Irradiated by LabRat
Right now I’m reading The Lucifer Effect, by Phillip Zimbardo. The author is the architect of the Stanford Prison Experiment, a study from the early seventies; it achieved notoriety because in it, college student volunteers selected randomly descended almost immediately into bizarre psychological transformations into brutal guards and beaten-down prisoners. The experimenter shut it down after only five or six days when it became apparent that all involved (including him) were losing their grip on reality in a major way.
The book talks extensively about the experiment and lessons learned, goes on to cover a broader body of social psychology in how ordinary people can be induced to toss their morality out the window, covers the abuses at Abu Ghraib (and detainees in general), and then adds a final chapter on inducing people to do good and inoculating them with the mental tools to resist negative social pressures.

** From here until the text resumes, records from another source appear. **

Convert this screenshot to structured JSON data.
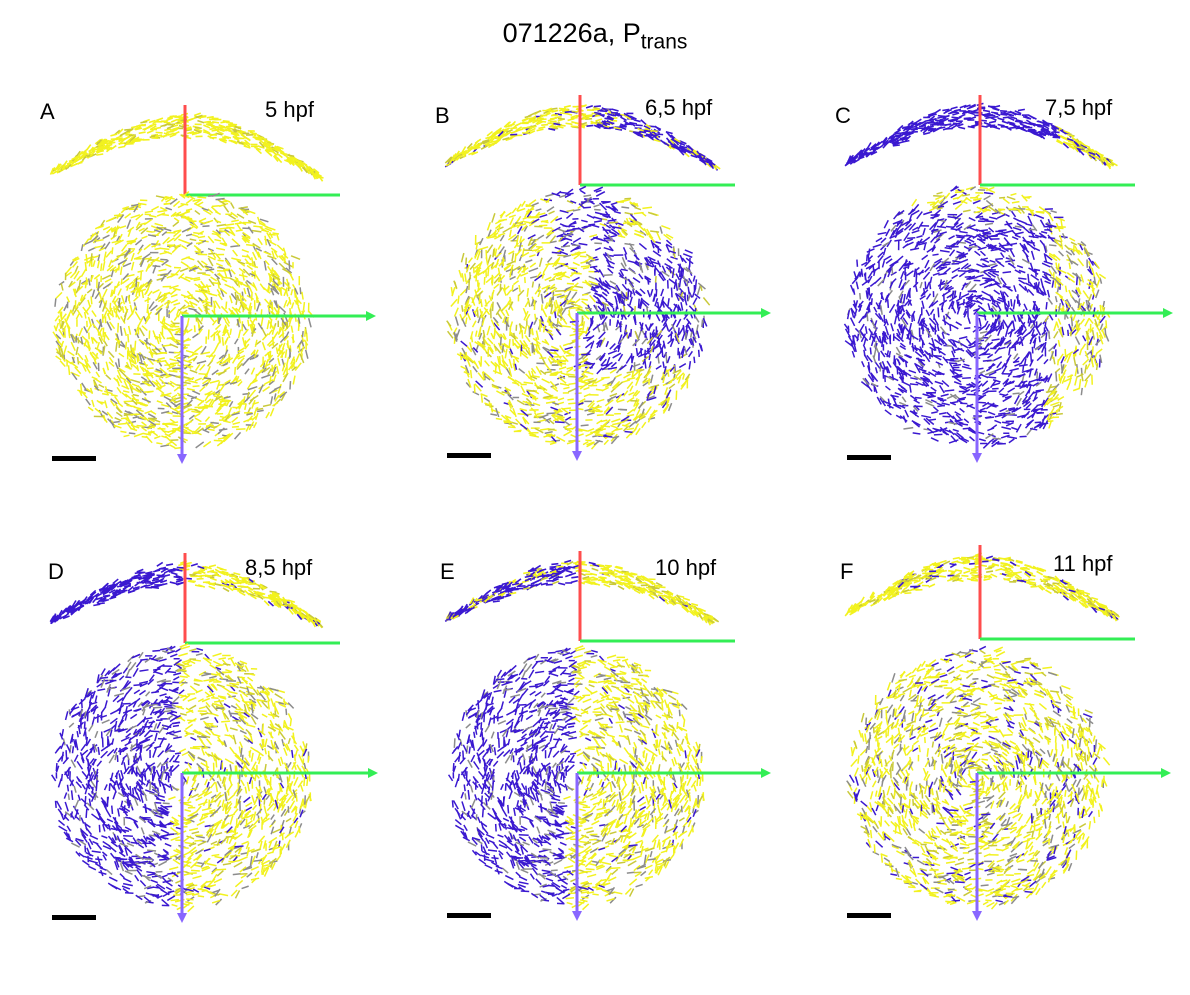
{
  "title": {
    "main": "071226a, P",
    "subscript": "trans"
  },
  "colors": {
    "tissue_primary": "#f2f21e",
    "tissue_secondary": "#c9c93a",
    "gray": "#8c8c8c",
    "blue": "#3a18d0",
    "axis_red": "#ff4d4d",
    "axis_green": "#33ee55",
    "axis_blue": "#8866ff",
    "scale_bar": "#000000"
  },
  "panels": [
    {
      "letter": "A",
      "time": "5 hpf",
      "blue_level": 0.0,
      "blue_side": "none"
    },
    {
      "letter": "B",
      "time": "6,5 hpf",
      "blue_level": 0.35,
      "blue_side": "right"
    },
    {
      "letter": "C",
      "time": "7,5 hpf",
      "blue_level": 0.75,
      "blue_side": "center"
    },
    {
      "letter": "D",
      "time": "8,5 hpf",
      "blue_level": 0.6,
      "blue_side": "left"
    },
    {
      "letter": "E",
      "time": "10 hpf",
      "blue_level": 0.25,
      "blue_side": "left"
    },
    {
      "letter": "F",
      "time": "11 hpf",
      "blue_level": 0.12,
      "blue_side": "scattered"
    }
  ]
}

It wound up a very interesting read for me, because the author and I agree on just enough (the banality of evil and the ordinariness of heroes being beliefs of mine from the outset) and strongly disagree on more that reading it was like having a running mental argument. If we shared fewer premises I would have put the book down, and if we had shared more it wouldn’t have been nearly as interesting an experience. The author is a self-described “bleeding heart liberal”, and while I wouldn’t go that far he certainly sits well to the left of me. Either way, he’s good enough at building his arguments that I did walk away with new opinions on a few things, so it was worth the headaches wading through his not always concealed contempt for the military and trying to pin down exactly where he considers the lines of individual accountability to be.
Recommended, but only if you’ve got time- this is no zippy popcorn book. There’s a website here for the book that has some information on the Prison Experiment, but I found the site in general so nakedly promotional that it wasn’t much fun to visit after having read most of the book. It probably gives a good foretaste, though.